For this error, the judgment of the trial court is reversed and the cause remanded. It is so ordered.
On Rehearing.
In our original opinion we held plaintiff's suit was one for rescission of an oral contract.
In its motion for rehearing, appellee complains that this court in its opinion overlooked the fact that the suit of appellant was based upon an implied oral contract. It is stated in the motion that if this court should hold that the amended petition pleads a cause of action on the ground of fraud and asks for rescission, nevertheless the appellant would be asking for the rescission of an alleged "implied oral contract." In that connection it is stated in the motion: "It is immaterial whether the appellant asks for damages for breach of an implied oral contract or whether appellant asks for rescission of an implied oral contract. The fact remains that it is alleged by appellant to be an implied oral contract, `where the indebtedness is not evidenced by a contract in writing.' "

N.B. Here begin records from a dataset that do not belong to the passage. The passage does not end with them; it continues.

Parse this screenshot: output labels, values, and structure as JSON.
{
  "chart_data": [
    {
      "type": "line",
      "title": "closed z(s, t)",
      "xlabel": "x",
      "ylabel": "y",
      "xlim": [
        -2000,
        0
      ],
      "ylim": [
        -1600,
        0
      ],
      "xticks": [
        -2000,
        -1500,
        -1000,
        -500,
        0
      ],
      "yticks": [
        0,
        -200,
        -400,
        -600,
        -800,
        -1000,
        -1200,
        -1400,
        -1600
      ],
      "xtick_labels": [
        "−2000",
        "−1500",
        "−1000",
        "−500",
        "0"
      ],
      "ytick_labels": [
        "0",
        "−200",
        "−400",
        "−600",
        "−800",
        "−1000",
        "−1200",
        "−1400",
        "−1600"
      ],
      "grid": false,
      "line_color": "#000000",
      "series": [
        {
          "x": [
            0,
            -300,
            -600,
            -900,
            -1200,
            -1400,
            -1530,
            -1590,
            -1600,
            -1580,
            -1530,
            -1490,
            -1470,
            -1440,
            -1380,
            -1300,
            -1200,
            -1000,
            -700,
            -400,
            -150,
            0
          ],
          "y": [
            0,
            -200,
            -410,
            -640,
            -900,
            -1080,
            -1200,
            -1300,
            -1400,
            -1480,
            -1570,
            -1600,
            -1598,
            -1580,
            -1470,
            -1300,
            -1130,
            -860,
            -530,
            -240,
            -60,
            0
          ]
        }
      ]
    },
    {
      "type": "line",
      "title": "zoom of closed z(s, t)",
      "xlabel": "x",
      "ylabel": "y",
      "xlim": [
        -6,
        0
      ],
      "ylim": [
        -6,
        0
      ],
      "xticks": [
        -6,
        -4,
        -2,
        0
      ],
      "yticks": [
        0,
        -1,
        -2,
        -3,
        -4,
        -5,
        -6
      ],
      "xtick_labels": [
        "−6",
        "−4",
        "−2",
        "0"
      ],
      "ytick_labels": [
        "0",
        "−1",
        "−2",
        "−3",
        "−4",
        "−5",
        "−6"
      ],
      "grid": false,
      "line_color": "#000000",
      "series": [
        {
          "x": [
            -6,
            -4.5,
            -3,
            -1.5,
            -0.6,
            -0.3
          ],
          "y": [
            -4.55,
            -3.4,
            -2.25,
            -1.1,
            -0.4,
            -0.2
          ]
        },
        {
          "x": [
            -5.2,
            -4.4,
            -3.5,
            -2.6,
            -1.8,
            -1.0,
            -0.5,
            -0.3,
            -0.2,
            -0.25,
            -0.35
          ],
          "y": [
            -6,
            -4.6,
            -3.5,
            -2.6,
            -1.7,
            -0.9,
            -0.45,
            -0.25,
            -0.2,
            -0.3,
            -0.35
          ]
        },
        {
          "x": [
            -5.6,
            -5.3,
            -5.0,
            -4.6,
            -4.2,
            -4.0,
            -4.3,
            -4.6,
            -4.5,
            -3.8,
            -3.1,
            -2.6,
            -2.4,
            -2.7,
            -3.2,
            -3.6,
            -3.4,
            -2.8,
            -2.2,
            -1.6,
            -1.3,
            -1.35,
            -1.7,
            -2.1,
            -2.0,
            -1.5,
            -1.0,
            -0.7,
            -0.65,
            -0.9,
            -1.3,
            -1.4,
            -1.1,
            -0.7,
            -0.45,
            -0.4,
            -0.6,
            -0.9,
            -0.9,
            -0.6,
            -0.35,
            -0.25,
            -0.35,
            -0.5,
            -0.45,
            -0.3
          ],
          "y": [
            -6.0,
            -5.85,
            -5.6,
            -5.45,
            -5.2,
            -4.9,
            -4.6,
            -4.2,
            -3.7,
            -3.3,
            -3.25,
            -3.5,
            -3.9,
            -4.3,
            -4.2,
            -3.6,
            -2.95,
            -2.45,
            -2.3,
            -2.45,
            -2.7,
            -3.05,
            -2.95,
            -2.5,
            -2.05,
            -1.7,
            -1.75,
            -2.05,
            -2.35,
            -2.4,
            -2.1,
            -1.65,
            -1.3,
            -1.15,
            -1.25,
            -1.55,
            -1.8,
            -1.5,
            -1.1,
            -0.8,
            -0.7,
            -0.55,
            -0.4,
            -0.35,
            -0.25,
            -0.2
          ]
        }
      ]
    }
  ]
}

As we understand it, the point here involved is not so much the nature of the contract as it is the plaintiff's right to rescind the same within four years, regardless of whether the contract was oral or in writing. If the appellant's suit is one for rescission of a contract, the decisions are uniform to the effect that the four-year statute of limitation, and not the two-year statute of limitation, applies, and that regardless of whether the contract was oral or in writing. Article 5529, R.S. 1925; Evans v. Goggan, 5 Tex. Civ. App. 129, 23 S.W. 854; Texas Co-op. Inv. Co. v. Clark (Tex. Civ. App.) 212 S.W. 245; Id. (Tex.Com.App.) 231 S.W. 381.

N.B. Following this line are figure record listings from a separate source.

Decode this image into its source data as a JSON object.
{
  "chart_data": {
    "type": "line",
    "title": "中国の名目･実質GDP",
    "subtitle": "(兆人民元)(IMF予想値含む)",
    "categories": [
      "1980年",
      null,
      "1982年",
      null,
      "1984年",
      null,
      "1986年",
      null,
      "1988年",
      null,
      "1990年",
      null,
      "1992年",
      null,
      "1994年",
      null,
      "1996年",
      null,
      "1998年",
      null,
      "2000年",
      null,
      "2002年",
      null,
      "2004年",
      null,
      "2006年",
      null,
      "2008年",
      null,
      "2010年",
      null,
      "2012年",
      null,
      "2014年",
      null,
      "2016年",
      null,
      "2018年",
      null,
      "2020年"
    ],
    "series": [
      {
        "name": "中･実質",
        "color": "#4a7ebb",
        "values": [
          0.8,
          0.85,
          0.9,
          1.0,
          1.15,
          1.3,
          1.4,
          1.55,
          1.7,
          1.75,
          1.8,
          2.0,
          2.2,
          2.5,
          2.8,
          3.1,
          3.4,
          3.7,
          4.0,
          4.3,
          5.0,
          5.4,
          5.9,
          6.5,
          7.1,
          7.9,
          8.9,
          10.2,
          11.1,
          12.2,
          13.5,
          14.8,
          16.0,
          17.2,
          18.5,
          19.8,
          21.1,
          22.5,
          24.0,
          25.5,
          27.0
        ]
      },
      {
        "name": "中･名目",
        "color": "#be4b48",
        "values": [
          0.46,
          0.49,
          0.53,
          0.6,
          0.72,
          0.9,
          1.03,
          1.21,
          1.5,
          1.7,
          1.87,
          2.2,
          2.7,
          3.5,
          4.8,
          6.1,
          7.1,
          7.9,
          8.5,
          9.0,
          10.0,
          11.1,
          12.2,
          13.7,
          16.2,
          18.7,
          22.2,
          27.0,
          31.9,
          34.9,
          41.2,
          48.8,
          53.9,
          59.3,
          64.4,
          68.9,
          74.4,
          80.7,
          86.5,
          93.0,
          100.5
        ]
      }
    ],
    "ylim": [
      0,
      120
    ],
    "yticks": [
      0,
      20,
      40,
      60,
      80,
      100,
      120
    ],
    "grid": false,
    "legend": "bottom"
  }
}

These authorities disclose that an action to rescind a contract comes under the provisions of the above statute. Interpreting the plaintiff's cause of action as one for rescission of a contract not in writing, we applied the limitation prescribed by the above statute. If our interpretation of the appellant's suit is correct, the above conclusion is sound.
There is therefore no conflict in this holding and that made in the following decisions, as asserted by the appellee: Davidson v. Commercial Nat. Bank of Brady (Tex. Civ. App.) 59 S.W.2d 949; Kuhn et al. v. Shaw (Tex. Civ. App.) 223 S.W. 343; Ferguson v. Washburn et al. (Tex. Civ. App.) 4 S.W.2d 574; Citizens' Nat. Bank of Cameron et al. v. Good Roads Gravel Co. (Tex. Civ. App.) 236 S.W. 153; Walter A. Wood Mowing Mach. Co. v. Hancock, 4 Tex. Civ. App. 302, 23 S.W. 384; Harrison v. City of Sulphur Springs (Tex. Civ. App.) 35 S.W. 744; City of Wink v. R. B. George Mach. Co. (Tex. Civ. App.) 73 S.W.2d 653. A casual reading of these cases will disclose that not one of them involved limitation as applied to the right of rescission of a contract in a suit brought for that purpose. This being a rescission case, they are not in point and we pretermit a discussion of these authorities with which we are alleged to be in conflict. Considering the nature of the cause involved in each of those suits, the proper period of limitation was correctly applied.
The manner in which this case comes before us, nothing is presented or considered except the fundamental error upon which our decision is based. The special exception was first presented for consideration, sustained, and the cause dismissed. Naturally, we have taken the allegations of the pleadings as true and we do not think that under the law we would be warranted in expressing an opinion upon other phases or merits, if any, of the lawsuit.
The motion for rehearing is overruled.